Anthony “Tony” Charles Romeo died peacefully at home with family on Feb. 22, 2023, the eve of his 101st birthday. Born in the Globeville neighborhood of Denver to Italian immigrant parents, Tony was the 10th of 11 children. His father, a former coal miner in Marshall, Colorado, opened a grocery and pool hall at 38th and Wynkoop streets, where the family lived until moving to east Denver.

Music was an important part of growing up in the Romeo family. Many of Tony’s siblings played professionally, and his love was the violin. He attended East High School, where he was the concertmaster of the school orchestra and won state and regional violin competitions in 1939, leading to a college scholarship. He began his college studies at the University of Northern Colorado and was the only one of his family to attend college.

The bombing of Pearl Harbor interrupted his second year of college in Greeley, and he enlisted in the Navy Air Corps. As a Navy pilot stationed at Clark Air Force Base in the Philippines, he flew 48 long-range combat missions and logged 680 hours of flight time, becoming a lieutenant JG by war’s end. He flew a Privateer airplane, a converted B-24, over the South China Sea from Hainan Island to the southern tip of Japan.

After the war, Tony attended the University of Denver, earning a bachelor’s degree in airline and airport management in 1947. He went on to earn a master’s degree in violin performance from the Lamont School of Music in 1948. While pursuing his Ph.D. in music composition, he served on the Denver University faculty, played in the Denver Symphony, gave private violin lessons and worked as a flight instructor at several Denver area airports.
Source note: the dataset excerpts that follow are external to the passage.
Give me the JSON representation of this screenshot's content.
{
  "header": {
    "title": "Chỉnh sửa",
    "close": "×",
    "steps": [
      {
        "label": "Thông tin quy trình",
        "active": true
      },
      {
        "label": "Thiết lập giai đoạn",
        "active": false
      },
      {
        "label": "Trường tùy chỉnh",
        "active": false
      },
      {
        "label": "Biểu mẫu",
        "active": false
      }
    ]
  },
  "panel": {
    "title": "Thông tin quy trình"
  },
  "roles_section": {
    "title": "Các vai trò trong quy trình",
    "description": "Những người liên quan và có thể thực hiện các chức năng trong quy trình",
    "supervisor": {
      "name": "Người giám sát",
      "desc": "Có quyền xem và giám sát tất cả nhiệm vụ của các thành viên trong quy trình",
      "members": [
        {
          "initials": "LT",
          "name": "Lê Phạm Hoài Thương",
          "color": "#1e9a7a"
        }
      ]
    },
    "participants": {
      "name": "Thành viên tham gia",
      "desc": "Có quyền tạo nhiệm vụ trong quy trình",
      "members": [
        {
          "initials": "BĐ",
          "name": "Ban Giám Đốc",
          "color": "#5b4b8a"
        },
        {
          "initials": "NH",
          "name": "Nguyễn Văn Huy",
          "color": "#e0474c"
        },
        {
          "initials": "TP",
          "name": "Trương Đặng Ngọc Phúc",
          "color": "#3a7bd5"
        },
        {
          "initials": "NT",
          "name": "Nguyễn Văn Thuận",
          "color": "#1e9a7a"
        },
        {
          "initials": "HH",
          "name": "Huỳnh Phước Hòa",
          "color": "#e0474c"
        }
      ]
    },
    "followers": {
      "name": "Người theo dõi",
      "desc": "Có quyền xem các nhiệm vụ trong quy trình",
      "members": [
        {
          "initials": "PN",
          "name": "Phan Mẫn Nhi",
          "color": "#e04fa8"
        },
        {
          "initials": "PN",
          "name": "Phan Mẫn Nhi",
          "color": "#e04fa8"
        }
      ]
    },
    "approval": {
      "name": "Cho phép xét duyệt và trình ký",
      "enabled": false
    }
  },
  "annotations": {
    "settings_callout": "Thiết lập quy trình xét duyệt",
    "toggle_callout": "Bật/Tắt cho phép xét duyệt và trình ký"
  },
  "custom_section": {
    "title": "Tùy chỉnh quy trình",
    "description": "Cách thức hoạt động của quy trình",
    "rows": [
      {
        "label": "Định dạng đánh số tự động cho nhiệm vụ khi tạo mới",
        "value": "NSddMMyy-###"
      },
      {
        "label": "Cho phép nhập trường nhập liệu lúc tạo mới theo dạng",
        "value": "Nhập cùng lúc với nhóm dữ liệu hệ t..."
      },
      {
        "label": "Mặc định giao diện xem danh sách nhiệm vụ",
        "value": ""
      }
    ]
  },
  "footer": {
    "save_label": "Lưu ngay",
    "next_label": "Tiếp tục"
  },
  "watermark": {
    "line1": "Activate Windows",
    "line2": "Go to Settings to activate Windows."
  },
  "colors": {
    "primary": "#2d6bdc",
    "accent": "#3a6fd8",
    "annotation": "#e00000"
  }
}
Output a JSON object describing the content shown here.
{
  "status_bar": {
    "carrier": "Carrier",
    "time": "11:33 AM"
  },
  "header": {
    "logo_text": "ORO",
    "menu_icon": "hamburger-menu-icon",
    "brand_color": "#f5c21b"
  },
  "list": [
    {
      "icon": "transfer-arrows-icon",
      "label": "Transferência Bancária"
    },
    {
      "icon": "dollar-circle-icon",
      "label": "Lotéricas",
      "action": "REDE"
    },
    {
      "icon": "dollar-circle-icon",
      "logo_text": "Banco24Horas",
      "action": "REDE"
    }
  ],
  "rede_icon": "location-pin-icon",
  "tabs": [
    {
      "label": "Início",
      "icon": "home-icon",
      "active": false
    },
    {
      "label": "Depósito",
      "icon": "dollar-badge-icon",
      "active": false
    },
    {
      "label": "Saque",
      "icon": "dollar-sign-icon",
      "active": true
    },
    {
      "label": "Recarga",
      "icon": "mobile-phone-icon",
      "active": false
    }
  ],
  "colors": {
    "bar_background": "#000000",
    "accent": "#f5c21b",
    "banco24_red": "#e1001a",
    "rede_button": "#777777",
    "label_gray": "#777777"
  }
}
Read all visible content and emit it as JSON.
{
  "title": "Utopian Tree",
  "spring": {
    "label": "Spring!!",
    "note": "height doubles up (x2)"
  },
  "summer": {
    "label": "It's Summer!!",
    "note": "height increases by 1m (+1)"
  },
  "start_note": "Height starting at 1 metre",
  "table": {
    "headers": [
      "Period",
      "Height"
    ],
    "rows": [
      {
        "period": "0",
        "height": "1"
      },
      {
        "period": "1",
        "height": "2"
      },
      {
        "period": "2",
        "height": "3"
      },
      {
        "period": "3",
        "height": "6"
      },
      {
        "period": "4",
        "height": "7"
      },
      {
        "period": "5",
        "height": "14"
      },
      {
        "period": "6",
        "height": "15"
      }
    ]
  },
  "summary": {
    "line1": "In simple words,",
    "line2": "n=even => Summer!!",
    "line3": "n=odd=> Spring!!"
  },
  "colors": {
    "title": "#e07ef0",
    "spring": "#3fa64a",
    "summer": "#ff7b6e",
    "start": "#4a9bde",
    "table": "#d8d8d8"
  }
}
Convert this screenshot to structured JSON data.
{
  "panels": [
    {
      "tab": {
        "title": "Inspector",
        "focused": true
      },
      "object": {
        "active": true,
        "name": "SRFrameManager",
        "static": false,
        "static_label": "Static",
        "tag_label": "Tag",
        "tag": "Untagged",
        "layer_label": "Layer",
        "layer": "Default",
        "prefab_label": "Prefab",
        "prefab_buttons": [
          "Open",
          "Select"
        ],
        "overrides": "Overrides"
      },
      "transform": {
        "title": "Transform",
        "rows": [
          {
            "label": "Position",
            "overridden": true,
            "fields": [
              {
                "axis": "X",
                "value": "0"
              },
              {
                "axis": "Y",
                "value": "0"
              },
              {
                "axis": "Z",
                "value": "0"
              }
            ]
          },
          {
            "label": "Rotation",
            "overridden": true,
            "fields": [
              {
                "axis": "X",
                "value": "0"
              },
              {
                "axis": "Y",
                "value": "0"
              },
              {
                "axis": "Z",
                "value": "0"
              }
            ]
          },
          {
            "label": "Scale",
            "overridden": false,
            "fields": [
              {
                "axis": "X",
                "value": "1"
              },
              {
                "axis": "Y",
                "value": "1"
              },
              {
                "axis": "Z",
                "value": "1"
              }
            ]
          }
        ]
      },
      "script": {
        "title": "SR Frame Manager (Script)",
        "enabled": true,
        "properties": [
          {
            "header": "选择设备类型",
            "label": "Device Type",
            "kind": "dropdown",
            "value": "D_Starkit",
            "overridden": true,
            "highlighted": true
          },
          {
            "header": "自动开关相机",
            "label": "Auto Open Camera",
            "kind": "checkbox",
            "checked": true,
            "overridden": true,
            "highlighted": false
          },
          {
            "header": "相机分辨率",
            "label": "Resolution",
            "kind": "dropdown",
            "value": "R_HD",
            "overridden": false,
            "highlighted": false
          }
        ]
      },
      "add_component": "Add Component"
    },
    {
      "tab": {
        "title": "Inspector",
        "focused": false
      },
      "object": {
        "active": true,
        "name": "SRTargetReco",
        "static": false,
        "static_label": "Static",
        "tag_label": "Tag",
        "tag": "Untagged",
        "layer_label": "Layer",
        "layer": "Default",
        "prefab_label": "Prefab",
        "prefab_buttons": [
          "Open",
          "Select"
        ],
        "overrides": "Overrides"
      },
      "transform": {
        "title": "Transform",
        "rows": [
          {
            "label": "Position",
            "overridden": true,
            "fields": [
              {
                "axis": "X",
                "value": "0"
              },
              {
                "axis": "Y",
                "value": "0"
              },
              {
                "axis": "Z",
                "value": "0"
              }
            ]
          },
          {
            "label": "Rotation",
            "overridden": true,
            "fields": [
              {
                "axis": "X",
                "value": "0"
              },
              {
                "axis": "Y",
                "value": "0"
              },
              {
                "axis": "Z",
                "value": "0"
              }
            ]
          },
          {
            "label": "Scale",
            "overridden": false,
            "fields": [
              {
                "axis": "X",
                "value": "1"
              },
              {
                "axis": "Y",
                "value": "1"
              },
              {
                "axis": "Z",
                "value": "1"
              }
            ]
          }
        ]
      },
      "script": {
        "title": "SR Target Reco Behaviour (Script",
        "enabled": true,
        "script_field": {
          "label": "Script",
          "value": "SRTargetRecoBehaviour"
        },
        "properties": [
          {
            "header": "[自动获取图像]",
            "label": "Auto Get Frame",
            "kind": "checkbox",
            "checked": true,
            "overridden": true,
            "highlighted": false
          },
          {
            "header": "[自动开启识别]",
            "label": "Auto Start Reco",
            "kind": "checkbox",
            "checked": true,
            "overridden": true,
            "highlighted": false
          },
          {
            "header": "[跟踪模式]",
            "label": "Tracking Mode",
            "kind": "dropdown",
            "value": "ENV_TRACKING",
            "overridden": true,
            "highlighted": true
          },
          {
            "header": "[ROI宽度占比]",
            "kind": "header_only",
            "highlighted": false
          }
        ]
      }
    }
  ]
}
The postwar demand for commercial pilots led Tony to a career with United Airlines, where he met his future wife, Patricia (Patty), who was a stewardess for United. They married in 1952 and had four children. The family moved from Denver to Boston to Chicago and back to Colorado in 1967, settling in Boulder. In 1982 Tony retired from United.

In retirement, Tony and Patty opened a bed and breakfast, the Romeo Inn, in Ashland, where they lived for 23 years. They moved back to Denver, pursuing an active lifestyle involving family, tennis, cycling, bridge and volunteer work. They were both very active at the Wings Over the Rockies Museum and in Denver’s Lowry community. Tony and Patty bicycled around the United States and Europe, making many lifelong friends along the way.

Tony was predeceased by his eldest daughter, Gina-Marie Purdy. He is survived by Patty, his wife of 70 years; his three children, Jeffrey (Betsy), Julia Haen (Tim) and Chandler (Reed Weimer); 10 grandchildren, and two great-grandchildren.

Family and friends will celebrate his extraordinary life at a memorial event Saturday, June 24, at 2 p.m. at the Foss Auditorium, American Mountaineering Center, 710 10th St., Golden, Colorado. In his honor, donations may be made to Lutheran Collier Hospice or the Oregon Shakespeare Festival.